Vous souhaitez « confier la mémoire » d’un enfant juif de France, déporté, et exterminé par les nazis avec la complicité du régime de Vichy à chaque élève de CM2. Onze-mille enfants juifs, portés un par un, par onze-mille enfants d’aujourd’hui.

Serge Klarsfeld a établi la liste des premiers, leur restituant un nom, parfois un visage. Leur nomination autorise le souvenir.

Pourquoi charger les seconds de la perpétuation de leur souvenir ?

Pourquoi les charger de ce qui nous revient à tous. Une façon de leur faire porter l’avenir et ses possibles en nous en dédouanant ?

Aujourd’hui des enfants de parents étrangers, immigrés, clandestins sont expulsés de France ; et dans l’école, dans la classe qu’ils fréquentaient jusque-là, des enfants de tous âges, des adolescents, d’un jour à l’autre font avec le vide de leur absence : une chaise vide là où un copain avec un visage, un regard, une voix était présent. Ils sont « chargés » de cela parce qu’ils vivent aujourd’hui en France et ils se « débrouillent » pour continuer à exister et à donner existence à ceux qu’ils ont connus, dans leurs questions, dans leurs souvenirs et parfois dans leur douleur.
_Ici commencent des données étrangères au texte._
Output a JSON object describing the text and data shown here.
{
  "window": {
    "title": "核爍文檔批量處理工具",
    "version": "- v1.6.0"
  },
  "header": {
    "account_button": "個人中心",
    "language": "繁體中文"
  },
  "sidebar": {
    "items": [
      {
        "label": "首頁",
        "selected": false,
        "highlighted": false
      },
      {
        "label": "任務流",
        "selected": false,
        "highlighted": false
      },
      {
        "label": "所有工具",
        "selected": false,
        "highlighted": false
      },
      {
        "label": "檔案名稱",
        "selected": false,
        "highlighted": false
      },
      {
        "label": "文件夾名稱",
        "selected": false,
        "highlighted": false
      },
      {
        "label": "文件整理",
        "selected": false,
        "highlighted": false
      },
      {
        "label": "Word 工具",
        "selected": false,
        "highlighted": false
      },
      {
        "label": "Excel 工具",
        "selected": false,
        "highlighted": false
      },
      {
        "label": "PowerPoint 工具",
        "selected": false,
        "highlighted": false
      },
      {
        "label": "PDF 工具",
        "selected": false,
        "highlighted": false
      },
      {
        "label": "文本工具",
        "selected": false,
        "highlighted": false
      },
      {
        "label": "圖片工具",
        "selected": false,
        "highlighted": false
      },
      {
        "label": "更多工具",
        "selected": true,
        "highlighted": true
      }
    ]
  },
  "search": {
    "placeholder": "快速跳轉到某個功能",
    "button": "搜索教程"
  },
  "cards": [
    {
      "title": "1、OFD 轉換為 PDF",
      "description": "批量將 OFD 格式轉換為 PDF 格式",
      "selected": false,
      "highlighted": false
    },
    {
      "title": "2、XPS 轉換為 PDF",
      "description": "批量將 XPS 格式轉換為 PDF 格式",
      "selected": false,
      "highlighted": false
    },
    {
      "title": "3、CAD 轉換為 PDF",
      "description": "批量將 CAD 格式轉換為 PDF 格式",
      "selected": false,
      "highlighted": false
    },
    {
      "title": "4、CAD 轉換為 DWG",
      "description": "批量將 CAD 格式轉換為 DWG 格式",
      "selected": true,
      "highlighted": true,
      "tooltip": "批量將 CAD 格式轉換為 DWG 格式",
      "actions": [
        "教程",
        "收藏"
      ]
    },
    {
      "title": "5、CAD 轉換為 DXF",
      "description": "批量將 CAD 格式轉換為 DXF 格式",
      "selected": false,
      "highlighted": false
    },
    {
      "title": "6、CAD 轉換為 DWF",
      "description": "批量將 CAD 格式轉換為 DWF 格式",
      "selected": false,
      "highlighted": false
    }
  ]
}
Ils se débrouillent… mais pas seuls… avec leurs parents, leurs profs qui tentent jour après jour de leur expliquer l’inexplicable, d’essayer de les faire consentir à l’inacceptable. Et cela, sans cellule d’écoute appelée en général pour faire taire ce qui effracte.
Peut-être que les enfants d’aujourd’hui ont déjà beaucoup à faire pour traiter, chacun, l’immonde du présent. La langue y charrie aussi à notre insu la Shoah et le fait que venus au monde après, nous en sommes les « témoins forcés », nous en faisons quelque chose… à nous de savoir quoi.

Stop à la surenchère sur les enfants.